As part of that hunt, tankers from as many as 12 countries are pulling up weekly to Japanese port cities, hauling liquefied natural gas super-cooled to 260 degrees below zero. Officials from Tokyo are making trips to the Middle East, requesting increased shipments of oil. In the Timor Sea, off the coast of Australia, a Japanese firm has invested in a subsea natural gas pipeline that will eventually speed deliveries northward.
So far, Japan’s drastic increase in fossil fuel imports, namely oil and liquefied natural gas (LNG), has kept the country from the short-term crisis of power outages and darkened cities, even as more of its nuclear plants come offline.
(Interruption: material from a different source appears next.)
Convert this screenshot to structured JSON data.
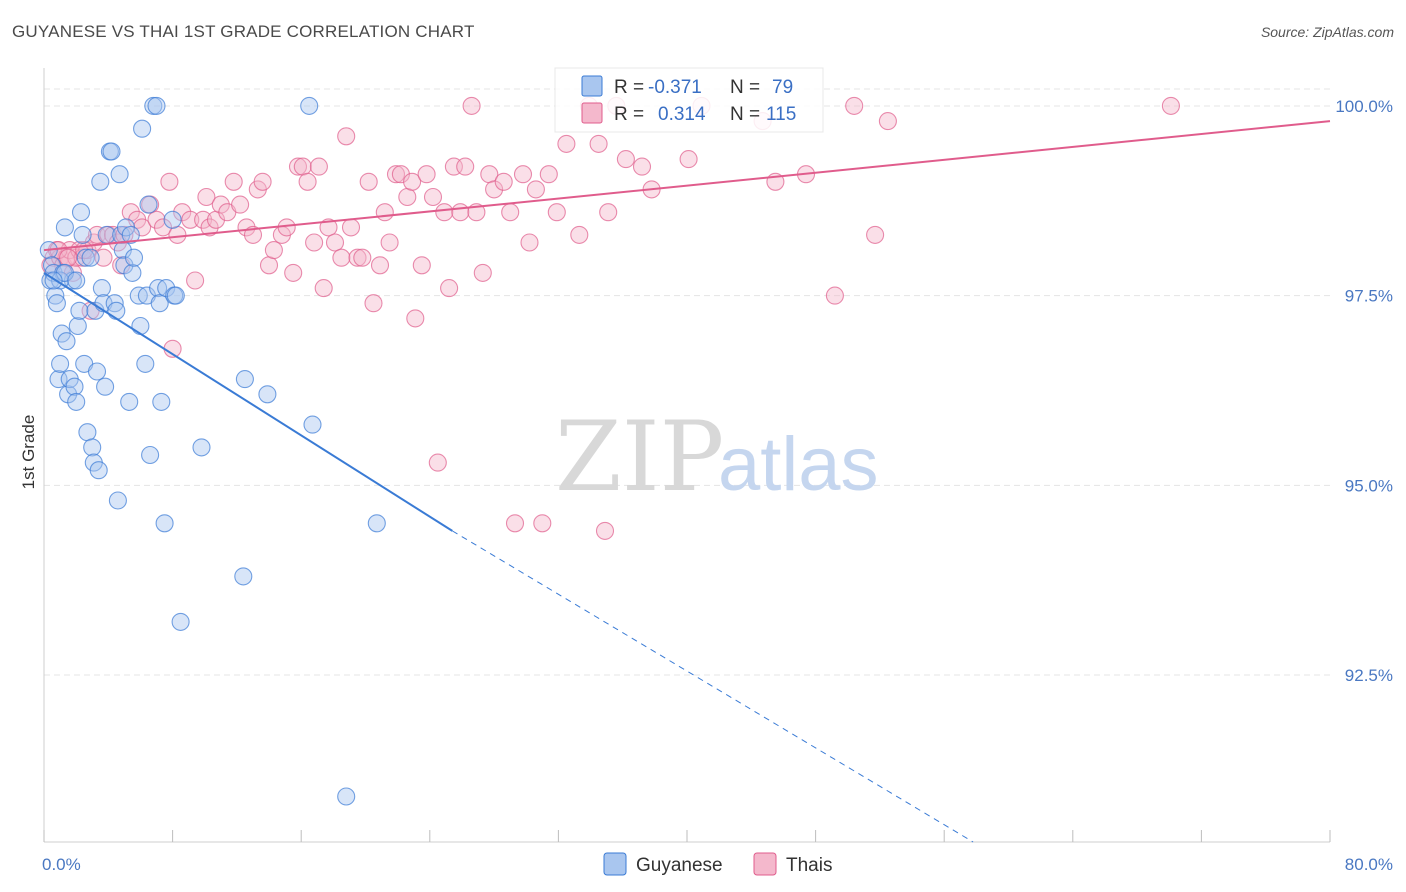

But the import surge also comes with a dire side effect, analysts say, that strikes at the heart of the world’s third-largest economy. By relying on pricey, imported alternatives to nuclear energy, Japan this year is facing an ominous cycle in which energy costs rise and business conditions erode.
Even if thermal plants operate at full capacity this summer, the country will still be short on electrical power in peak months, hampering industrial production. That means industrial exports could shrink at the same time energy imports are on the rise, shriveling growth rates and leaving the country more vulnerable to global price shocks.
There is a solution to all this — restarting the nuke plants — but given Japan’s mounting objection to atomic energy, it draws only a dark laugh. Even before last year’s nuclear crisis, a triple meltdown triggered by an earthquake and tsunami, Tokyo ranked as the world’s largest importer of LNG and third-largest importer of crude oil. But nuclear reactors powered one-third of the country’s needs, and the country planned for that share to increase to 50%.